The CPU Boildown is using is a quad-core with hyperthreading (so 8 virtual cores), which is why it tries to open 12 (1.5x virt-cores), apparently overloading the system.
It's not necessarily a non-linear scaling, but that he doesn't HAVE 12 cores available, so the threads will be 'fighting' to use each core, potentially being deallocated and swapped between cores, which I'd expect to cause a noticeable performance drop. I'd also expect that only using 8 threads might run into a point where other processes were grabbing CPU time away, leading to lower performance (especially as ALL CORES will be in use by the encoder, and the OS still needs processing time for overhead), leading to the 10-core compromise.
With a 24-core system, it would attempt to open 36 threads. If you manually limited it to 22 threads (the max recommended for efficiency) for 24 cores, you'd likely get a majority of that 46GHz-equivalent processing power (minus SMP losses), with two cores available for the OS to shove its processes on.
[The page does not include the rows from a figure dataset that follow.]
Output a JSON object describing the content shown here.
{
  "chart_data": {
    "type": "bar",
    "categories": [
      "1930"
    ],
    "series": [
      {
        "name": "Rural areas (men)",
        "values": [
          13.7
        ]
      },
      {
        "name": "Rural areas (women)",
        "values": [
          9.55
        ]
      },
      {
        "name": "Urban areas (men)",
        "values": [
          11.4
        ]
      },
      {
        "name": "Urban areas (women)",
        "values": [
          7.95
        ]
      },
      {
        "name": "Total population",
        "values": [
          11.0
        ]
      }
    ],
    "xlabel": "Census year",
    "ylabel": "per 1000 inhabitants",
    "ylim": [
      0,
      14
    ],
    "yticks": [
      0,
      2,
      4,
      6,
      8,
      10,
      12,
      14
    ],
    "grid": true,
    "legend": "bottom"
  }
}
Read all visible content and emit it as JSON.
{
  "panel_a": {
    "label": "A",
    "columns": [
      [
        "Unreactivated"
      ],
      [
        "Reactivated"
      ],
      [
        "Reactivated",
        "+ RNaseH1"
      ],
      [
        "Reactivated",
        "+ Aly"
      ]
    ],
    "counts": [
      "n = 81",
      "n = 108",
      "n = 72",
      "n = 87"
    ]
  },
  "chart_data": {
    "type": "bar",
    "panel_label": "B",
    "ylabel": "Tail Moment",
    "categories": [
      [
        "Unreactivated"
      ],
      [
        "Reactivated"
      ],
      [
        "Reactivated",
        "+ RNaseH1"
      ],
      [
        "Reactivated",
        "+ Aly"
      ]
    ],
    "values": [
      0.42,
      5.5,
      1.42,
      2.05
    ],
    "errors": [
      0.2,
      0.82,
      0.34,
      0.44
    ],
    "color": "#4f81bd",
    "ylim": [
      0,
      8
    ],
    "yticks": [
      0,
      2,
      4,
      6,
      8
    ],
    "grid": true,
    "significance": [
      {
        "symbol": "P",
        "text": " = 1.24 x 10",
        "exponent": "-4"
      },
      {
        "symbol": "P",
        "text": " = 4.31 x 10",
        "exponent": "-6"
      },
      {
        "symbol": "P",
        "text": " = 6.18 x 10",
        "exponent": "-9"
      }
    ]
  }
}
Whereas on the 16-core you'd run into the same issue with the OS fighting for CPU cycles with the encoder.
Again, if it was my own money I was spending, I'd go for the 24-core.
Even with the additional synchronization overhead incurred, it's not going to cause enough overhead to eliminate the 12% greater sum processing speed, and that's without factoring in the loss-prevention of having two dedicated, encoder-untouched cores all for the OS that aren't even counted toward that 12% figure... it'd be a 20% increase, if you did count those.
Spitballing, I'd expect between 10-18% more performance from the 24-core system, before any overclocking, depending on how much overhead is generated by sync'ing the additional threads, and how much of that is offset by not having the OS fighting with the encoder for CPU time.
Additionally, I'd expect a multiplicatively greater gain from any overclock on the 24-core system (every .1GHz you push it higher becomes an effective extra 2.4GHz instead of only 1.6GHz with the 16-core, or 2.2GHz counting the 22-thread limit); it also tends to be easier to overclock a part that starts at a lower operating frequency, too, so it'd be more likely to be able to handle a larger relative OC and gain.